Resolutions: This will shift as we go, I think, but right now I'm doing two sets of devotion-y things: one that suits my head-knowledge self, digging in and understanding new things; one that is simple and short, but nearly daily snags me with life-shifting Truth. I'm praying--on paper, audibly, with people--more, and more specifically, and more purposefully, and with more confidence in its use.


All of these, at the end of the day, are about gradual shift instead of break-neck change. I'm massively cutting down on the time I spend on Facebook, but I'm not avoiding it like the plague. I'm reading more, but Parks & Rec's last season will not be back-burnered. I'm writing more, but I don't know if that will translate to more bloggery or not. Grace upon grace means that if I'm just feeling like flopping down with Addie for a while, that's okay. If I was busy riding around with my dear friend while we dropped her teenagers in their various locations, that's okay. Grace upon grace, because life can't be rules.

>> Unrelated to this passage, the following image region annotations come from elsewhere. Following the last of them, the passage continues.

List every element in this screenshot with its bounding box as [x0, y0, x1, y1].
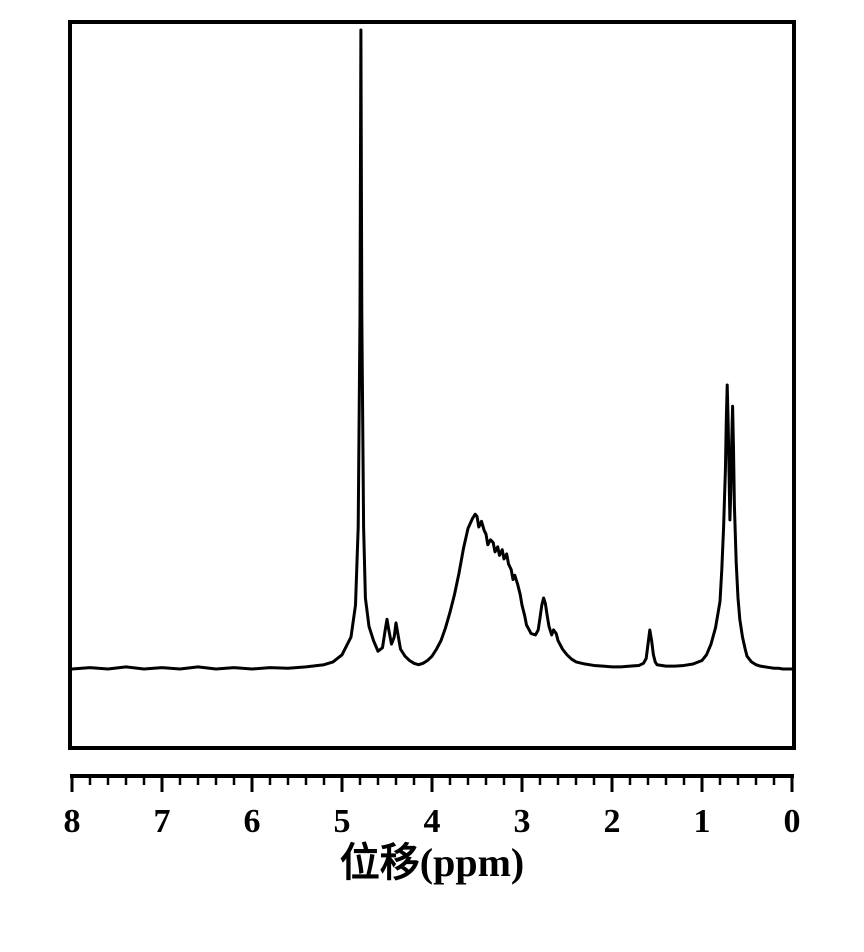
svg-text:4: 4 — [424, 803, 441, 840]
svg-text:6: 6 — [244, 803, 261, 840]
svg-text:7: 7 — [154, 803, 171, 840]
svg-text:位移(ppm): 位移(ppm) — [340, 840, 524, 885]
svg-text:1: 1 — [694, 803, 711, 840]
svg-text:2: 2 — [604, 803, 621, 840]
svg-text:0: 0 — [784, 803, 801, 840]
svg-text:8: 8 — [64, 803, 81, 840]
svg-text:3: 3 — [514, 803, 531, 840]
chart-svg: 8 7 6 5 4 3 2 1 0 位移(ppm) — [52, 20, 812, 890]
nmr-spectrum-chart: 8 7 6 5 4 3 2 1 0 位移(ppm) — [52, 20, 812, 890]
svg-text:5: 5 — [334, 803, 351, 840]
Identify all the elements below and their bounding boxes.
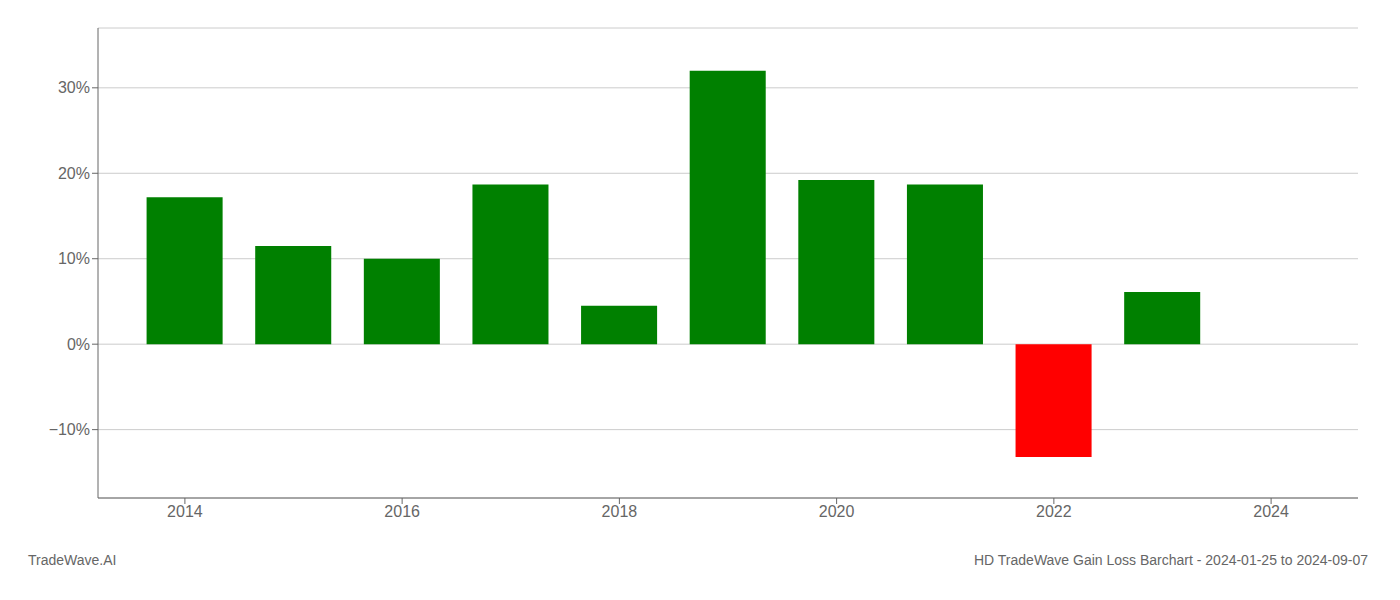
html-text:TradeWave.AI: TradeWave.AI <box>28 552 117 568</box>
svg-text:2018: 2018 <box>602 503 638 520</box>
svg-text:−10%: −10% <box>49 421 90 438</box>
svg-text:30%: 30% <box>58 79 90 96</box>
html-text:HD TradeWave Gain Loss Barchar: HD TradeWave Gain Loss Barchart - 2024-0… <box>974 552 1368 568</box>
svg-text:20%: 20% <box>58 165 90 182</box>
svg-text:10%: 10% <box>58 250 90 267</box>
svg-text:2016: 2016 <box>384 503 420 520</box>
svg-text:2020: 2020 <box>819 503 855 520</box>
svg-text:0%: 0% <box>67 336 90 353</box>
svg-text:2024: 2024 <box>1253 503 1289 520</box>
svg-text:2022: 2022 <box>1036 503 1072 520</box>
svg-text:2014: 2014 <box>167 503 203 520</box>
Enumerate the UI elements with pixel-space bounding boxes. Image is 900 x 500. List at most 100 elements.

Grace upon grace, because I am a promise-breaker, unfaithful as Gomer*. Grace upon grace, because "even if we are faithless, He remains faithful" (2 Timothy 2:13). Grace upon grace.



* One of my favorite Bible passages is an unconventional one at best. Meant as a metaphor of God's relentless faithfulness and our ridiculous ability to walk away, a prophet, Hosea, marries and has children with an active prostitute, Gomer. It's, at times, not a pleasant read--but neither is the book of my history. And, like my own story, it is laced with gorgeous, poetic truth about a Lover-God who fights for us, who will use anything to bring our attention to where it belongs and to bring us back home to Him. " 'I will betroth you to me forever,'" he promises in Hosea's second chapter. " 'I will betroth you in righteousness and justice, in love and compassion. I will betroth you in faithfulness, and you will acknowledge the Lord" (vv. 19-20).